Donna 1: In parte hai detto quello che volevo dire prima, che ci si trova di fronte alla necessità di dover reimpostare il problema donna, vita, uomo, fin dall’inizio. Perché quando si parla di aborto, di leggi, siamo già alla fine del problema, che va reimpostato dall’inizio, va riconosciuta una situazione di forza della donna, perché la vita viene dalla donna. Quindi questo va riconosciuto da un punto di vista culturale prima che giuridico. Come possiamo reimpostarlo in modo intelligente, da farlo circolare e che sia accettabile anche agli uomini? È una nuova forza culturale che dobbiamo prendere, non so come ma bisogna farlo. Qui siamo costrette a ripensarci. Sì, ci ritroviamo di fronte al problema sessualità, corpo, piacere, maschi e femmine. E i maschi devono giocare molto, questa volta tocca a loro cambiare.

Marina Terragni: Intanto c’è la questione di intercettare il pensiero delle giovani: io non è che lo veda molto espresso dalle manifestazioni di piazza. Ho la sensazione di un mutamento. Avevo anche letto un libro di Ritanna Armeni che conteneva una umile e molto dettagliata inchiesta sull’aborto, uscito due-tre anni fa, dove lei registrava un vero mutamento di sensibilità, sia tra le giovani donne che tra i giovani uomini, sulla questione dell’aborto. A me manca di avere nozione di questo mutamento. Bisognerebbe fare due orecchie così e sentire bene, perché è inutile sentire quelle che gridano che Ferrara è grasso, a quello ci arriviamo tutti. La 194, è vero, nessuno più ne chiede l’abolizione: viene svuotata dall’interno. Tra l’altro, uno degli indizi di questo mutamento di sensibilità è che i giovani medici, e per ragioni di carriera e per ragioni di effettivo cambiamento, di aborti non ne vogliono sentir parlare più, soprattutto dei terapeutici. Qui vorrei introdurre due questioni, su cui c’è confusione come sulle giovani. Gli uomini i figli non li vogliono, i giovani uomini non vogliono fare figli.
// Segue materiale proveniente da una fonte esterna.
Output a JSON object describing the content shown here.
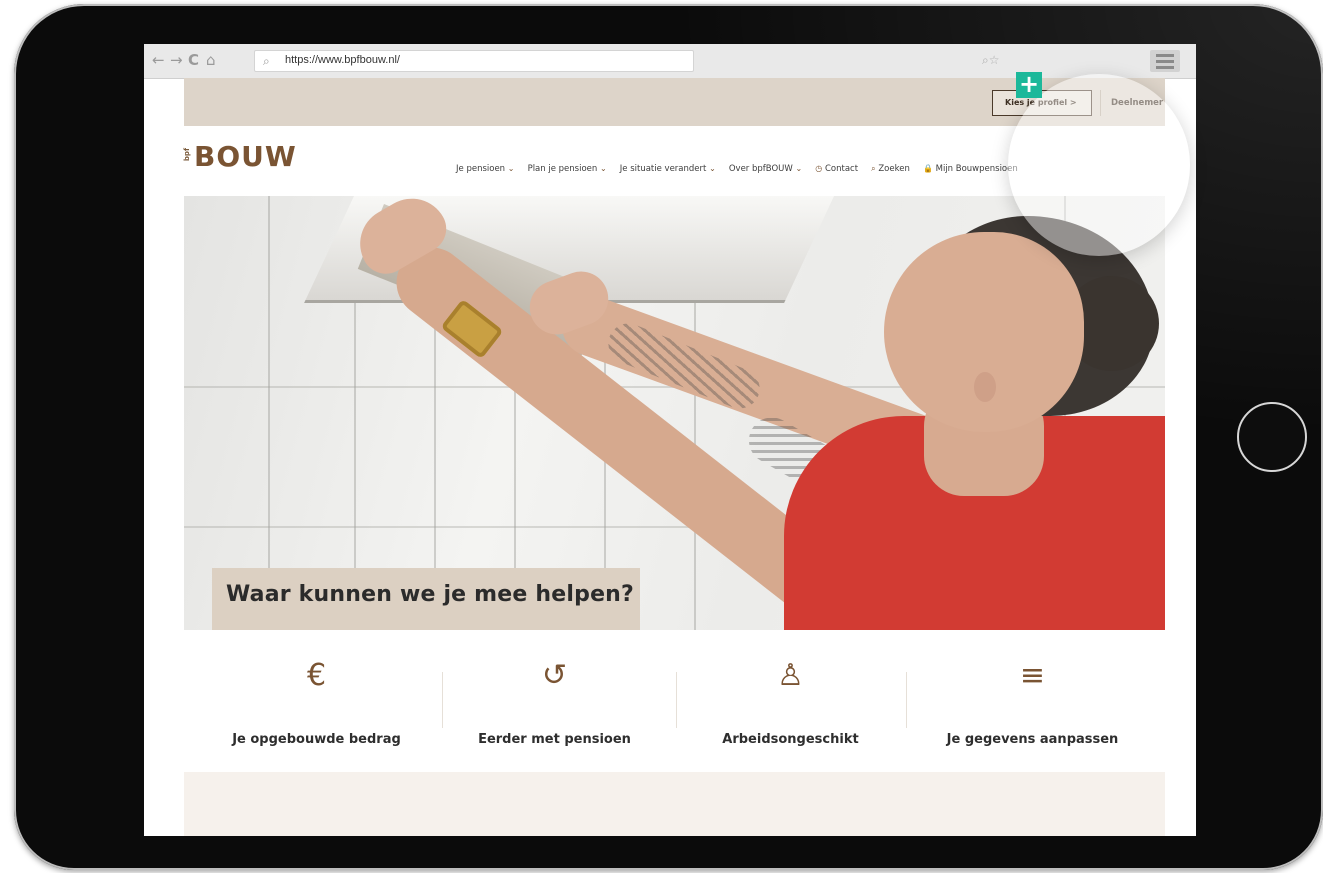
{
  "browser": {
    "url": "https://www.bpfbouw.nl/",
    "search_glyph": "🔍"
  },
  "topbar": {
    "profile_button": "Kies je profiel >",
    "role_label": "Deelnemer"
  },
  "header": {
    "logo_prefix": "bpf",
    "logo_word": "BOUW",
    "nav": [
      {
        "label": "Je pensioen",
        "has_dropdown": true
      },
      {
        "label": "Plan je pensioen",
        "has_dropdown": true
      },
      {
        "label": "Je situatie verandert",
        "has_dropdown": true
      },
      {
        "label": "Over bpfBOUW",
        "has_dropdown": true
      },
      {
        "label": "Contact",
        "icon": "clock-icon"
      },
      {
        "label": "Zoeken",
        "icon": "search-icon"
      },
      {
        "label": "Mijn Bouwpensioen",
        "icon": "lock-icon"
      }
    ]
  },
  "hero": {
    "title": "Waar kunnen we je mee helpen?"
  },
  "quicklinks": [
    {
      "icon": "euro-icon",
      "glyph": "€",
      "label": "Je opgebouwde bedrag"
    },
    {
      "icon": "history-icon",
      "glyph": "↺",
      "label": "Eerder met pensioen"
    },
    {
      "icon": "person-bandage-icon",
      "glyph": "♙",
      "label": "Arbeidsongeschikt"
    },
    {
      "icon": "edit-list-icon",
      "glyph": "≡",
      "label": "Je gegevens aanpassen"
    }
  ],
  "colors": {
    "brand_brown": "#7a5433",
    "beige": "#ddd4c9",
    "badge_teal": "#1cb89a",
    "shirt_red": "#d23b33"
  }
}
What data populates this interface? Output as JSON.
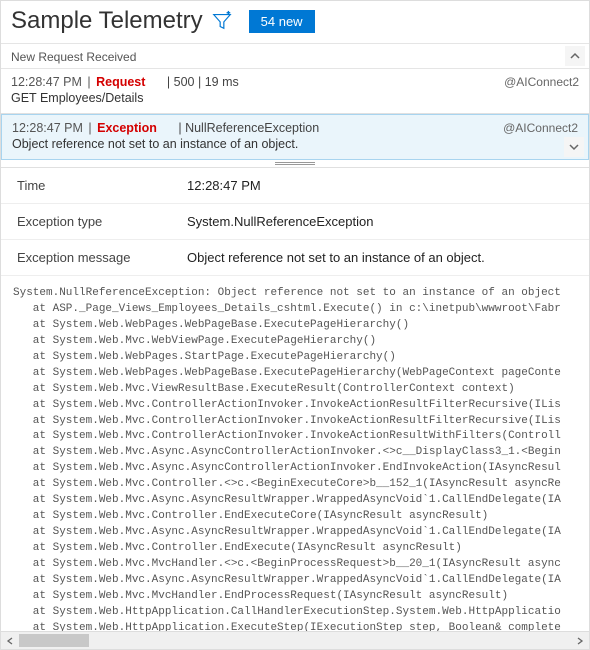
{
  "header": {
    "title": "Sample Telemetry",
    "badge_label": "54 new"
  },
  "section_label": "New Request Received",
  "entries": [
    {
      "time": "12:28:47 PM",
      "kind": "Request",
      "meta": "| 500 | 19 ms",
      "line2": "GET Employees/Details",
      "source": "@AIConnect2"
    },
    {
      "time": "12:28:47 PM",
      "kind": "Exception",
      "meta": "| NullReferenceException",
      "line2": "Object reference not set to an instance of an object.",
      "source": "@AIConnect2"
    }
  ],
  "details": {
    "time_label": "Time",
    "time_value": "12:28:47 PM",
    "type_label": "Exception type",
    "type_value": "System.NullReferenceException",
    "msg_label": "Exception message",
    "msg_value": "Object reference not set to an instance of an object."
  },
  "stack_trace": "System.NullReferenceException: Object reference not set to an instance of an object\n   at ASP._Page_Views_Employees_Details_cshtml.Execute() in c:\\inetpub\\wwwroot\\Fabr\n   at System.Web.WebPages.WebPageBase.ExecutePageHierarchy()\n   at System.Web.Mvc.WebViewPage.ExecutePageHierarchy()\n   at System.Web.WebPages.StartPage.ExecutePageHierarchy()\n   at System.Web.WebPages.WebPageBase.ExecutePageHierarchy(WebPageContext pageConte\n   at System.Web.Mvc.ViewResultBase.ExecuteResult(ControllerContext context)\n   at System.Web.Mvc.ControllerActionInvoker.InvokeActionResultFilterRecursive(ILis\n   at System.Web.Mvc.ControllerActionInvoker.InvokeActionResultFilterRecursive(ILis\n   at System.Web.Mvc.ControllerActionInvoker.InvokeActionResultWithFilters(Controll\n   at System.Web.Mvc.Async.AsyncControllerActionInvoker.<>c__DisplayClass3_1.<Begin\n   at System.Web.Mvc.Async.AsyncControllerActionInvoker.EndInvokeAction(IAsyncResul\n   at System.Web.Mvc.Controller.<>c.<BeginExecuteCore>b__152_1(IAsyncResult asyncRe\n   at System.Web.Mvc.Async.AsyncResultWrapper.WrappedAsyncVoid`1.CallEndDelegate(IA\n   at System.Web.Mvc.Controller.EndExecuteCore(IAsyncResult asyncResult)\n   at System.Web.Mvc.Async.AsyncResultWrapper.WrappedAsyncVoid`1.CallEndDelegate(IA\n   at System.Web.Mvc.Controller.EndExecute(IAsyncResult asyncResult)\n   at System.Web.Mvc.MvcHandler.<>c.<BeginProcessRequest>b__20_1(IAsyncResult async\n   at System.Web.Mvc.Async.AsyncResultWrapper.WrappedAsyncVoid`1.CallEndDelegate(IA\n   at System.Web.Mvc.MvcHandler.EndProcessRequest(IAsyncResult asyncResult)\n   at System.Web.HttpApplication.CallHandlerExecutionStep.System.Web.HttpApplicatio\n   at System.Web.HttpApplication.ExecuteStep(IExecutionStep step, Boolean& complete"
}
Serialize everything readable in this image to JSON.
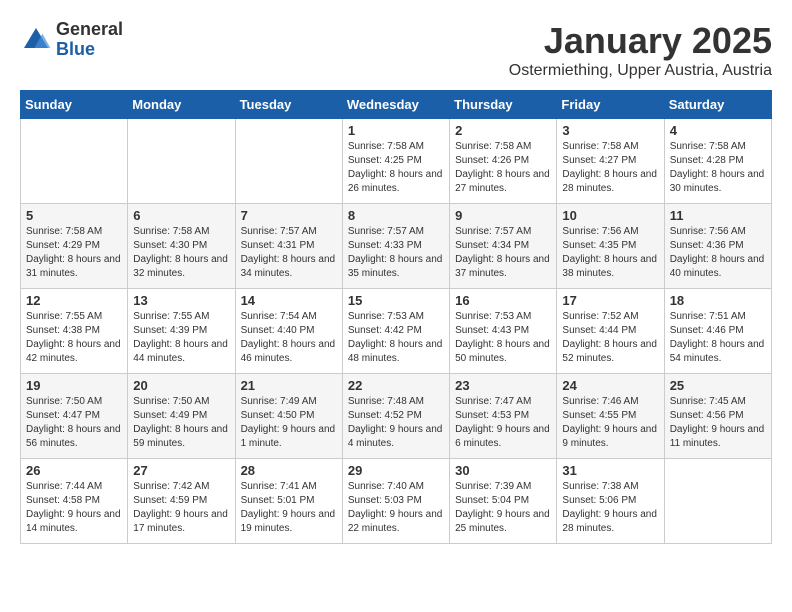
{
  "logo": {
    "general": "General",
    "blue": "Blue"
  },
  "title": "January 2025",
  "subtitle": "Ostermiething, Upper Austria, Austria",
  "days_header": [
    "Sunday",
    "Monday",
    "Tuesday",
    "Wednesday",
    "Thursday",
    "Friday",
    "Saturday"
  ],
  "weeks": [
    [
      {
        "day": "",
        "info": ""
      },
      {
        "day": "",
        "info": ""
      },
      {
        "day": "",
        "info": ""
      },
      {
        "day": "1",
        "info": "Sunrise: 7:58 AM\nSunset: 4:25 PM\nDaylight: 8 hours and 26 minutes."
      },
      {
        "day": "2",
        "info": "Sunrise: 7:58 AM\nSunset: 4:26 PM\nDaylight: 8 hours and 27 minutes."
      },
      {
        "day": "3",
        "info": "Sunrise: 7:58 AM\nSunset: 4:27 PM\nDaylight: 8 hours and 28 minutes."
      },
      {
        "day": "4",
        "info": "Sunrise: 7:58 AM\nSunset: 4:28 PM\nDaylight: 8 hours and 30 minutes."
      }
    ],
    [
      {
        "day": "5",
        "info": "Sunrise: 7:58 AM\nSunset: 4:29 PM\nDaylight: 8 hours and 31 minutes."
      },
      {
        "day": "6",
        "info": "Sunrise: 7:58 AM\nSunset: 4:30 PM\nDaylight: 8 hours and 32 minutes."
      },
      {
        "day": "7",
        "info": "Sunrise: 7:57 AM\nSunset: 4:31 PM\nDaylight: 8 hours and 34 minutes."
      },
      {
        "day": "8",
        "info": "Sunrise: 7:57 AM\nSunset: 4:33 PM\nDaylight: 8 hours and 35 minutes."
      },
      {
        "day": "9",
        "info": "Sunrise: 7:57 AM\nSunset: 4:34 PM\nDaylight: 8 hours and 37 minutes."
      },
      {
        "day": "10",
        "info": "Sunrise: 7:56 AM\nSunset: 4:35 PM\nDaylight: 8 hours and 38 minutes."
      },
      {
        "day": "11",
        "info": "Sunrise: 7:56 AM\nSunset: 4:36 PM\nDaylight: 8 hours and 40 minutes."
      }
    ],
    [
      {
        "day": "12",
        "info": "Sunrise: 7:55 AM\nSunset: 4:38 PM\nDaylight: 8 hours and 42 minutes."
      },
      {
        "day": "13",
        "info": "Sunrise: 7:55 AM\nSunset: 4:39 PM\nDaylight: 8 hours and 44 minutes."
      },
      {
        "day": "14",
        "info": "Sunrise: 7:54 AM\nSunset: 4:40 PM\nDaylight: 8 hours and 46 minutes."
      },
      {
        "day": "15",
        "info": "Sunrise: 7:53 AM\nSunset: 4:42 PM\nDaylight: 8 hours and 48 minutes."
      },
      {
        "day": "16",
        "info": "Sunrise: 7:53 AM\nSunset: 4:43 PM\nDaylight: 8 hours and 50 minutes."
      },
      {
        "day": "17",
        "info": "Sunrise: 7:52 AM\nSunset: 4:44 PM\nDaylight: 8 hours and 52 minutes."
      },
      {
        "day": "18",
        "info": "Sunrise: 7:51 AM\nSunset: 4:46 PM\nDaylight: 8 hours and 54 minutes."
      }
    ],
    [
      {
        "day": "19",
        "info": "Sunrise: 7:50 AM\nSunset: 4:47 PM\nDaylight: 8 hours and 56 minutes."
      },
      {
        "day": "20",
        "info": "Sunrise: 7:50 AM\nSunset: 4:49 PM\nDaylight: 8 hours and 59 minutes."
      },
      {
        "day": "21",
        "info": "Sunrise: 7:49 AM\nSunset: 4:50 PM\nDaylight: 9 hours and 1 minute."
      },
      {
        "day": "22",
        "info": "Sunrise: 7:48 AM\nSunset: 4:52 PM\nDaylight: 9 hours and 4 minutes."
      },
      {
        "day": "23",
        "info": "Sunrise: 7:47 AM\nSunset: 4:53 PM\nDaylight: 9 hours and 6 minutes."
      },
      {
        "day": "24",
        "info": "Sunrise: 7:46 AM\nSunset: 4:55 PM\nDaylight: 9 hours and 9 minutes."
      },
      {
        "day": "25",
        "info": "Sunrise: 7:45 AM\nSunset: 4:56 PM\nDaylight: 9 hours and 11 minutes."
      }
    ],
    [
      {
        "day": "26",
        "info": "Sunrise: 7:44 AM\nSunset: 4:58 PM\nDaylight: 9 hours and 14 minutes."
      },
      {
        "day": "27",
        "info": "Sunrise: 7:42 AM\nSunset: 4:59 PM\nDaylight: 9 hours and 17 minutes."
      },
      {
        "day": "28",
        "info": "Sunrise: 7:41 AM\nSunset: 5:01 PM\nDaylight: 9 hours and 19 minutes."
      },
      {
        "day": "29",
        "info": "Sunrise: 7:40 AM\nSunset: 5:03 PM\nDaylight: 9 hours and 22 minutes."
      },
      {
        "day": "30",
        "info": "Sunrise: 7:39 AM\nSunset: 5:04 PM\nDaylight: 9 hours and 25 minutes."
      },
      {
        "day": "31",
        "info": "Sunrise: 7:38 AM\nSunset: 5:06 PM\nDaylight: 9 hours and 28 minutes."
      },
      {
        "day": "",
        "info": ""
      }
    ]
  ]
}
Le donne per fare i figli devono combatterseli in un modo pazzesco: prima con loro, poi con il datore di lavoro. C’è una cultura antimaterna. Questa cultura antimaterna viene raffigurata all’inverso come tutti questi uomini che vogliono feti, figli, embrioni, qualunque cosa sia, e scompare questa realtà, di uomini che non vogliono fare i figli e costringono spesso le ragazze ad abortire quando i figli vengono. È una falsa coscienza, che è molto interessante. L’ultima questione che è spinosa per noi ma va considerata – ne parlavamo con Luciana Percovich che ha scritto il libro La coscienza del corpo e ha ricostruito un po’ anche il percorso – è la questione della sofferenza del feto. La sofferenza del feto è un rimosso, lei dice che è stato necessario, in quel momento, di fronte a un’emergenza vera, però bisogna pensare qualcosa: non so come, perché lì sì scendi sul terreno dell’avversario, inevitabilmente, però forse non solo sul terreno dell’avversario.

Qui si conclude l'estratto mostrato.